Steven Thiruneelakandan is a Malaysian lawyer with practice areas in Employment law, Administrative law, and General Litigation. He became a partner in 2000.

==Education==
Steven studied law at the University of Leicester, graduating in 1990. He was called to the Bar of England and Wales at Middle Temple in 1991, and was admitted as an Advocate and Solicitor of the High Court of Malaya in 1992. He received a Master of Laws (LL.M.) degree from the University of Malaya, graduating in 2000.

== Legal career ==
Steven has had an extensive legal career, focusing on litigation in Malaysia. His areas of practice include:

- Constitutional and administrative law
- Corporate and commercial law
- Employment and industrial relations law
- Energy law
- Native title law

== Leadership roles ==

=== President of the Malaysian Bar (2015–2017) ===
Thiru served as the 31st President of the Malaysian Bar from 2015 to 2017. During his tenure, he was involved in advocating for legal reforms, judicial independence, and human rights.

=== Commonwealth Lawyers Association (CLA) ===
A long-time member of the Commonwealth Lawyers Association, Thiru has been involved with the organization since 1999. He was elected Vice President (Australasia) in 2019 and has served on the CLA Executive Committee since then. In 2023, he was elected President of the CLA.
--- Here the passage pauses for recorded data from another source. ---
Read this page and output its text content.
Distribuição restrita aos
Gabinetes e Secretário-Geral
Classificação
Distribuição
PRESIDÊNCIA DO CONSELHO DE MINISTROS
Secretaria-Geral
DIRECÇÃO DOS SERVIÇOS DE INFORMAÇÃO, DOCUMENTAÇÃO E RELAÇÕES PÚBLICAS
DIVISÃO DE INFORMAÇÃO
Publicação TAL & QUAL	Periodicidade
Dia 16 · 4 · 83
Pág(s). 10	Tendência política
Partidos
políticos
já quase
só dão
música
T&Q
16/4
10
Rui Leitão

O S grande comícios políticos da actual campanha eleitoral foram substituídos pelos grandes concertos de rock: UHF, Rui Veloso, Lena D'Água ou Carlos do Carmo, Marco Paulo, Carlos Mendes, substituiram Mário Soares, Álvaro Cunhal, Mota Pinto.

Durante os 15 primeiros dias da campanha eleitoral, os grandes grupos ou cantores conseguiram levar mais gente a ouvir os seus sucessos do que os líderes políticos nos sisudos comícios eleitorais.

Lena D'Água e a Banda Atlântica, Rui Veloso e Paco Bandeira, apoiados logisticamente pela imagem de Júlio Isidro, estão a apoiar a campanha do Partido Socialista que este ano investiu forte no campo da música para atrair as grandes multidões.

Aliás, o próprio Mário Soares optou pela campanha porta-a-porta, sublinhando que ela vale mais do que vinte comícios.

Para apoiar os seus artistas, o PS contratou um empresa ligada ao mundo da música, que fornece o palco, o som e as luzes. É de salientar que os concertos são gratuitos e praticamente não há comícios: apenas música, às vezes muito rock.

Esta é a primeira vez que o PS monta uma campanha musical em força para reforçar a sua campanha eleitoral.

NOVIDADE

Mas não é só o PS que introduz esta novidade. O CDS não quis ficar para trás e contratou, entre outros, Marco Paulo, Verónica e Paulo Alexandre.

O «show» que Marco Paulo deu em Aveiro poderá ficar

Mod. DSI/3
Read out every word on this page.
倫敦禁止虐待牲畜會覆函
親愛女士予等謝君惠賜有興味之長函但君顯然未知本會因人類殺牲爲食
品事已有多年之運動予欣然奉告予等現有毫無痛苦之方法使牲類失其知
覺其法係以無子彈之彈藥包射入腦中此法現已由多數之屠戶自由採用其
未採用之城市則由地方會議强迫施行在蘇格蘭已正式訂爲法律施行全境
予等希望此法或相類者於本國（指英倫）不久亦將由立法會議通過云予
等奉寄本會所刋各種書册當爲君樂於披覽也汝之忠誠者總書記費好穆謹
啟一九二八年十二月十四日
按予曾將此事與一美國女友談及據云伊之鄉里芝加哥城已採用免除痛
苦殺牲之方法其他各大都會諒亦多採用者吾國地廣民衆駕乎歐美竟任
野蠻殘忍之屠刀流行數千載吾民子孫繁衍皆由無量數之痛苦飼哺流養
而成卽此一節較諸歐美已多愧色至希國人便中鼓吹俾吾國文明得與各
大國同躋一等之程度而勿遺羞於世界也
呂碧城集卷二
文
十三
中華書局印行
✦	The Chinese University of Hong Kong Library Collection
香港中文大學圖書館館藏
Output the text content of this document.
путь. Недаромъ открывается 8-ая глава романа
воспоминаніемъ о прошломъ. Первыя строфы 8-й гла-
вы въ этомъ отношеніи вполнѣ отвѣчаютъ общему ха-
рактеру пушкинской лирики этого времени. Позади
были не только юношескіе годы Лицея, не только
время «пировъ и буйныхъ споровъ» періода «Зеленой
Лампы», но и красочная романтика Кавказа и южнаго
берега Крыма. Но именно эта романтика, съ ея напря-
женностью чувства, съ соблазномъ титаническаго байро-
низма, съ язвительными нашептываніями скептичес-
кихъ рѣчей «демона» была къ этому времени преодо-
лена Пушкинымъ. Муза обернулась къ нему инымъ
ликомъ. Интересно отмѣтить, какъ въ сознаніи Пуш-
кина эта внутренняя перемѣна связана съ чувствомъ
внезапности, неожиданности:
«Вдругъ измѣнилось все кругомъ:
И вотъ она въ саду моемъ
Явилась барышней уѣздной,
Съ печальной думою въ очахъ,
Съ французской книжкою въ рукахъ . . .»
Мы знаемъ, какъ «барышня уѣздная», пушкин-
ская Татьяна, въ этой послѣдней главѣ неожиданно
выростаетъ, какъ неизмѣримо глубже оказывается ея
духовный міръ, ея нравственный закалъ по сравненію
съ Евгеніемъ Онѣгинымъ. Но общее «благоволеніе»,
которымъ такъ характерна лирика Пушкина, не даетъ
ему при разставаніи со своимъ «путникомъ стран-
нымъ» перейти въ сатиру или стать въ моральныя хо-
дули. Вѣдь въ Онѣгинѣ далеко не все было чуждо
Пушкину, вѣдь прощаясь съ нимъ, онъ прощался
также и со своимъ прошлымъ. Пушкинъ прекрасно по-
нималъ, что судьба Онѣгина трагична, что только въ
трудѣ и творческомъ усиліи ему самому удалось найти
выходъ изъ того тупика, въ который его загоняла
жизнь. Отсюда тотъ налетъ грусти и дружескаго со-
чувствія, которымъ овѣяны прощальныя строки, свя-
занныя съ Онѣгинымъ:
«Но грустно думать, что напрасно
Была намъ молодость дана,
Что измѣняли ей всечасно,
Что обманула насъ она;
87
== Recognition and awards ==

- Ranked as a "Leading Individual for Dispute Resolution" by Legal 500 Asia Pacific (2019, 2025).
- Recognized as a "Distinguished Practitioner" by Asialaw (2020, 2021).
- Featured in Chambers Asia Pacific for Dispute Resolution (2018, 2022).
- Ranked as a Litigation Star in Labour & Employment Law by Benchmark Litigation Asia-Pacific (2024).
- Inducted into the Hall of Fame for Dispute Resolution in Legal 500 Asia Pacific (2025).